Doses maiores

23 de outubro de 2018

Aos que circulam em suas nuvenzinhas de inferno

No livro “As Benevolentes”, Jonathan Littell conta as memórias fictícias de um ex-comandante de um campo de concentração nazista. Cruel e cínico, ele diz coisas como:

Assim como, segundo Marx, o operário é alienado em relação ao produto de seu trabalho, no genocídio ou na guerra total sob sua forma moderna o executor é alienado em relação ao produto de sua ação.

Nas câmaras de gás, por exemplo:

O trabalhador que abre a torneira do gás, portanto aquele mais próximo do assassinato no tempo e no espaço, executa uma função técnica sob o controle de seus superiores. Os operários que esvaziam a câmara fazem um trabalho necessário de desinfecção...

(...)

O controlador de tráfego ferroviário, por exemplo, é culpado pela morte dos judeus desviados por ele para determinado campo? Ele orienta os trens segundo um plano, não é obrigado a saber quem está lá dentro.

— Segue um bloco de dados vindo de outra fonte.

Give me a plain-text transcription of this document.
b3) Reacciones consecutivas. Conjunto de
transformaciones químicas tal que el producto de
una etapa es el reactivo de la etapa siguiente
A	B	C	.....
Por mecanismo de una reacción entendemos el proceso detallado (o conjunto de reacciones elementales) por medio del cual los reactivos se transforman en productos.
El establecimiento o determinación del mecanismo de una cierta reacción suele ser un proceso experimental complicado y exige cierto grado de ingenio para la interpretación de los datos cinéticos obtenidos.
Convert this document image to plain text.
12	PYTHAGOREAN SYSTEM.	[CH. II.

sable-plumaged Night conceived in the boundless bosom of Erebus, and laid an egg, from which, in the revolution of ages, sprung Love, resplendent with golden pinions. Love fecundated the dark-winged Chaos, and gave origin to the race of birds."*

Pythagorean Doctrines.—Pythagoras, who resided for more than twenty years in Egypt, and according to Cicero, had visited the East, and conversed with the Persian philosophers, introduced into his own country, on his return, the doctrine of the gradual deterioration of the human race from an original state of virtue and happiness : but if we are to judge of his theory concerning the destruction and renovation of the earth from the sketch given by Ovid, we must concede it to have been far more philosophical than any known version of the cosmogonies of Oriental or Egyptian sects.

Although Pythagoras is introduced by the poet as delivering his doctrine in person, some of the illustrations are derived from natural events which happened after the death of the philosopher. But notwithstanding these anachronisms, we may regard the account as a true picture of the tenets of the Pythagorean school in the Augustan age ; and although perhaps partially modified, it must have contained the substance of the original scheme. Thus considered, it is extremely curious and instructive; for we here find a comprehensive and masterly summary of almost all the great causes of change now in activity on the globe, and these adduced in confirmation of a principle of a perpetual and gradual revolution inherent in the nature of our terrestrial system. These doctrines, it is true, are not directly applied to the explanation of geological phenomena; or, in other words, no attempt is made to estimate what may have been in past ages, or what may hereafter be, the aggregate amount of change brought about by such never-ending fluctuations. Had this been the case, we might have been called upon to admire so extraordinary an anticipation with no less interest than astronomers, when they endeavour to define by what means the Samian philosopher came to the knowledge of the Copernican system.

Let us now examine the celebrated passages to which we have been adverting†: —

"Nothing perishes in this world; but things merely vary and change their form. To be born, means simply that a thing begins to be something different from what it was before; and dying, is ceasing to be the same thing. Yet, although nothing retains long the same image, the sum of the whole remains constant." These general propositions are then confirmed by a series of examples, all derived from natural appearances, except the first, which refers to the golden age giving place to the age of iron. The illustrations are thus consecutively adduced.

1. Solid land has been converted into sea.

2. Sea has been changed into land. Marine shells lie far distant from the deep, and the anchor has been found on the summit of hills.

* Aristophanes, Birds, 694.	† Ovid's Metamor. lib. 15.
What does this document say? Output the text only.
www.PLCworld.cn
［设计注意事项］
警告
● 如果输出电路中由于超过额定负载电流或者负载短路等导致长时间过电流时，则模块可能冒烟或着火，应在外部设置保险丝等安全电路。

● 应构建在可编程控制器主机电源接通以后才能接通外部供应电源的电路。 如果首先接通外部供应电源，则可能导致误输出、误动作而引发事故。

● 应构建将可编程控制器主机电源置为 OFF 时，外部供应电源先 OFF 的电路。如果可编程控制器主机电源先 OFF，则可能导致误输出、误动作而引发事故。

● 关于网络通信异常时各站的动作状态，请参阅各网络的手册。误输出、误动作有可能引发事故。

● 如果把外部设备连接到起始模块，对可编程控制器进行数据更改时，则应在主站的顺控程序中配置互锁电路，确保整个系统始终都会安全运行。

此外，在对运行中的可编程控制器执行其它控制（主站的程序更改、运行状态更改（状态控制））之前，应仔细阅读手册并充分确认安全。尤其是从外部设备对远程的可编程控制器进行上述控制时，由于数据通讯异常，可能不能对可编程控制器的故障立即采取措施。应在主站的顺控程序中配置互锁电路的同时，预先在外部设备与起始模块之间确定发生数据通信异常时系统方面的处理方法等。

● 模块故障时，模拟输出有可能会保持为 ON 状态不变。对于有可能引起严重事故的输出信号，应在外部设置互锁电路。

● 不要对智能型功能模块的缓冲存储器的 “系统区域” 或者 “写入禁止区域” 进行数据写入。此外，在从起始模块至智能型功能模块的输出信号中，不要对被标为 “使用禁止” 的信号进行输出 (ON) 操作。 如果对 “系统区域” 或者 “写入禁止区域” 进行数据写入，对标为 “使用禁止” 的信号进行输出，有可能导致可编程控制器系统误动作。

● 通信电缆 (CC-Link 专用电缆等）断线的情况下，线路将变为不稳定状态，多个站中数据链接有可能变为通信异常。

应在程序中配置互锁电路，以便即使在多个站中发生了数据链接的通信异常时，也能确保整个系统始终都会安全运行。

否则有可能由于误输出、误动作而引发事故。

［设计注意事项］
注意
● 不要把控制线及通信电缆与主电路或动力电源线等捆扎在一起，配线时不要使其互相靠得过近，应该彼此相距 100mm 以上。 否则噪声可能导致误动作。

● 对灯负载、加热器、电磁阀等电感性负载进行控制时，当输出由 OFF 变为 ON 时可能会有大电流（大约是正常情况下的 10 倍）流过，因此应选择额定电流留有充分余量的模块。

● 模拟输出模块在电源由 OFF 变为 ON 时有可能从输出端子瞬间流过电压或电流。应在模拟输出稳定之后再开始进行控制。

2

Citando alguns nazistas condenados em Nuremberg:

Sem os Höss, os Eichmann, os Goglidze, os Vychinski, mas também sem os controladores de tráfego ferroviário, os fabricantes de cimento e os amanuenses dos ministérios, um Stalin ou um Hitler não passam de um odre estufado de ódio e terrores impotentes.

(...)

Nossos subúrbios tranquilos pululam de pedófilos e psicopatas, nossos albergues noturnos, de destrambelhados megalômanos. Mas os homens comuns de que o Estado é constituído – sobretudo em épocas instáveis –, eis o verdadeiro perigo...

(...)

Eckhart escreveu: Um anjo no Inferno voa na sua própria nuvenzinha de Paraíso. Sempre compreendi que o inverso também devia ser verdade, que um demônio no Paraíso voaria no seio da sua própria nuvenzinha de Inferno.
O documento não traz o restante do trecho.